L'empathie est un moyen de communication inter-individuelle défini par la capacité de partager et de comprendre les émotions d'autrui. L'empathie, en valorisant la subjectivité de l'expérience de la douleur, devient une attitude thérapeutique déterminante dans l'approche des DCs 123.
SAVOIR DONNER
L'adhésion au projet thérapeutique individualisé et durable repose sur la bonne compréhension du propriétaire.
Savoir expliquer
La qualité de l'information transmise repose sur des critères d'actualité des connaissances et sur des critères pédagogiques soucieux de la bonne compréhension des explications.

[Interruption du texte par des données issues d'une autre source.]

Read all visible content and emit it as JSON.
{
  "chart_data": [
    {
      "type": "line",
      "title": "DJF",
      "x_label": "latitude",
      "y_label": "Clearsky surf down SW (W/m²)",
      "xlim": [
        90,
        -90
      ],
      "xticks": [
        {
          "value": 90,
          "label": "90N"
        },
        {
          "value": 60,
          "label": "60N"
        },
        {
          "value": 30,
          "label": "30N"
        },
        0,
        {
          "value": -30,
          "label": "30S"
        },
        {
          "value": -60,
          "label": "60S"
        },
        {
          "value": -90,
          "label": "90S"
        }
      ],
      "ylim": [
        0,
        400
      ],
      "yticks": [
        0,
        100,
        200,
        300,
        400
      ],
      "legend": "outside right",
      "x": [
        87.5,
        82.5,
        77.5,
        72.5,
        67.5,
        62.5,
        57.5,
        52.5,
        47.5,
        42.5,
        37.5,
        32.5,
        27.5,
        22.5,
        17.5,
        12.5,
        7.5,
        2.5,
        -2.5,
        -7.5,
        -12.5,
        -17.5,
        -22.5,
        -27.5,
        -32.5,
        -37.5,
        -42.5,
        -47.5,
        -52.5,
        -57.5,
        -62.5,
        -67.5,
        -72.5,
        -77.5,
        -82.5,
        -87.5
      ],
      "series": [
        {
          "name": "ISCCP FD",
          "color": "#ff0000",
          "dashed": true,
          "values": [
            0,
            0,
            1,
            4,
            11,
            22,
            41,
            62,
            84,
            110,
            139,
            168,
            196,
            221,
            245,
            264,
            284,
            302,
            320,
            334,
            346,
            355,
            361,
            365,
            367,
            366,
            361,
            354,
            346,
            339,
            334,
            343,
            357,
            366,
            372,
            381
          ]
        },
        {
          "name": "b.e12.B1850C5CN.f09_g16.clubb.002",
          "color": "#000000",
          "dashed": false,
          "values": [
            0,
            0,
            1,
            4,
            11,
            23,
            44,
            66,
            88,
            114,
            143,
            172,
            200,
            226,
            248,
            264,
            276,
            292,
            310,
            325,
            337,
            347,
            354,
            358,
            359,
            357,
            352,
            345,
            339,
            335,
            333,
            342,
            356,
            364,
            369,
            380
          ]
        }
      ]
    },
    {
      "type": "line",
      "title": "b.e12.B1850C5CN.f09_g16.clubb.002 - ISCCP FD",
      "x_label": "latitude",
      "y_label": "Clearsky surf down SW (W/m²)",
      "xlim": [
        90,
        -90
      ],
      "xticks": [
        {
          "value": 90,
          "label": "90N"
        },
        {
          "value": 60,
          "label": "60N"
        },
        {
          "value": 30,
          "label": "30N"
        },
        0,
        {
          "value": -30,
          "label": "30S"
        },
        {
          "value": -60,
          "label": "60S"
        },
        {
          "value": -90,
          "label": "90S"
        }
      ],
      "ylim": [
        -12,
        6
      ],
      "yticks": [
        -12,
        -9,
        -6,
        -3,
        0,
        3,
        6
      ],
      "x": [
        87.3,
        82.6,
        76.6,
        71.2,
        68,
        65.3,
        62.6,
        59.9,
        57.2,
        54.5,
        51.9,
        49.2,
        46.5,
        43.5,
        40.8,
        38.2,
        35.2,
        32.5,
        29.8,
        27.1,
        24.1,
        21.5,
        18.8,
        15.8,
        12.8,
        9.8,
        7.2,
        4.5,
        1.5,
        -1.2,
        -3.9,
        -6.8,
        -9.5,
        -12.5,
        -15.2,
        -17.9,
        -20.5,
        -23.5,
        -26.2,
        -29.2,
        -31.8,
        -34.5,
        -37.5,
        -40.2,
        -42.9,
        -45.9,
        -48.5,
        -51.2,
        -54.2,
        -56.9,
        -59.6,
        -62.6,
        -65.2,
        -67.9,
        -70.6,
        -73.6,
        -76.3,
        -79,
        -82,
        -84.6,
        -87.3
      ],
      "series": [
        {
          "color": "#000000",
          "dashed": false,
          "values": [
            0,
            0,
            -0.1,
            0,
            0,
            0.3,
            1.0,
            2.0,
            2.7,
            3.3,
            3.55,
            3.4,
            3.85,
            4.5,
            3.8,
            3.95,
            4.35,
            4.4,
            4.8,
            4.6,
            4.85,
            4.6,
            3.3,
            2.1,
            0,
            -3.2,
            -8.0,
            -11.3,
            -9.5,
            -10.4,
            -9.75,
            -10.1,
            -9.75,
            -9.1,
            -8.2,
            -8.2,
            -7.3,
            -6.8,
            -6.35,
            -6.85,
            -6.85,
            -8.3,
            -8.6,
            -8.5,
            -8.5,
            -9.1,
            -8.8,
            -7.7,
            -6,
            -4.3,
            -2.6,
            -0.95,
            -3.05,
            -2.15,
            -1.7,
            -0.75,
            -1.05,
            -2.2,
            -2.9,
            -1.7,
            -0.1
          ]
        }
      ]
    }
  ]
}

Les douleurs chroniques seront définies par comparaison avec les douleurs aiguës : l'image d'un cablage électrique en surchauffe, détérioré par le temps et transmettant un message distordu peut être utilisée.
Les fausses croyances sont écartées : la résignation et le fatalisme qui amènent souvent à l'équation « âge = douleurs », le rôle prétendument néfaste de l'exercice physique, la surestimation des effets indésirables (AINS), de la dépendance (opioïdes) ou des promesses thérapeutiques (cannabis).
La triple Approche Fonctionnelle, Qualitative et Emotionnelle de la Douleur (AFQED) permet de distinguer un handicap fonctionnel tolérable d'une souffrance indicible, incompatible avec le respect de la qualité de vie.
Cette étape évaluative permet d'aborder les spécificités propres à chaque animal douloureux et, par conséquent, la nécessité d'un projet thérapeutique individualisé et durable.
Savoir proposer
Ce projet repose sur les dernières connaissances scientifiques englobant les moyens pharmacologiques, les méthodes non pharmacologiques dites complémentaires et les biothérapies. L'évaluation des rapports bénéfices/risques doit toujours se faire dans la lignée de la médecine factuelle. Celle-ci correspond à une démarche systématique associant à la formulation de la question clinique, une recherche de l'information pertinente, sa lecture critique et enfin son applicabilité à un patient donné avec son histoire douloureuse et ses comorbidités 124.
Ce projet doit s'accompagner d'objectifs pragmatiques et réalistes, partagés avec le propriétaire : un handicap fonctionnel peut être toléré et amendé par des stratégies de coping (terme anglais qui signifie littéralement « faire avec ») basées sur l'adaptation de l'environnement et l'ergothérapie (orthèses). En revanche, une dégradation trop importante de la qualité de vie, à l'origine d'un mal-être permanent inacceptable, doit interroger sur la persistance éthique des soins.
Savoir transmettre
L'éducation thérapeutique consiste à donner des compétences évaluatives (AFQED - CSOM - CBPI) et des compétences de soins : connaissance des techniques de massages, de conduite d'exercices physiques à faible impact, de la balance bénéfices/risques des AINS, des anti-épileptiques ou des psychotropes, des bonnes règles d'administration des médicaments (voie orale, transmucosale, etc.).
L'éducation thérapeutique a la double vertu d'autonomiser le propriétaire et de valoriser ses responsabilités dans la recherche du bien-être de son animal de compagnie.
CONCLUSION
L'alliance thérapeutique est indissociable d'une médecine pro-active de la douleur, basée sur la culture de la médecine préventive d'affections chroniques douloureuses. En lieu et place d'une médecine encore trop souvent dominée par des approches réactives, suite à des accès douloureux paroxystiques ou à une dégradation de l'état de l'animal.
L'approche pro-active implique les compétences reconnues de l'équipe vétérinaire (praticiens et ASV), les compétences en devenir des propriétaires et l'inscription de l'animal douloureux dans un parcours de suivi évaluatif et thérapeutique (cf. encadré 6).
L'alliance thérapeutique s'éloigne ainsi de la tentation simpliste des « recommandations » thérapeutiques, des procédures automatisées et des protocoles normés (arbres décisionnels uniformes) qui ne tiennent pas compte de la complexité des DCs.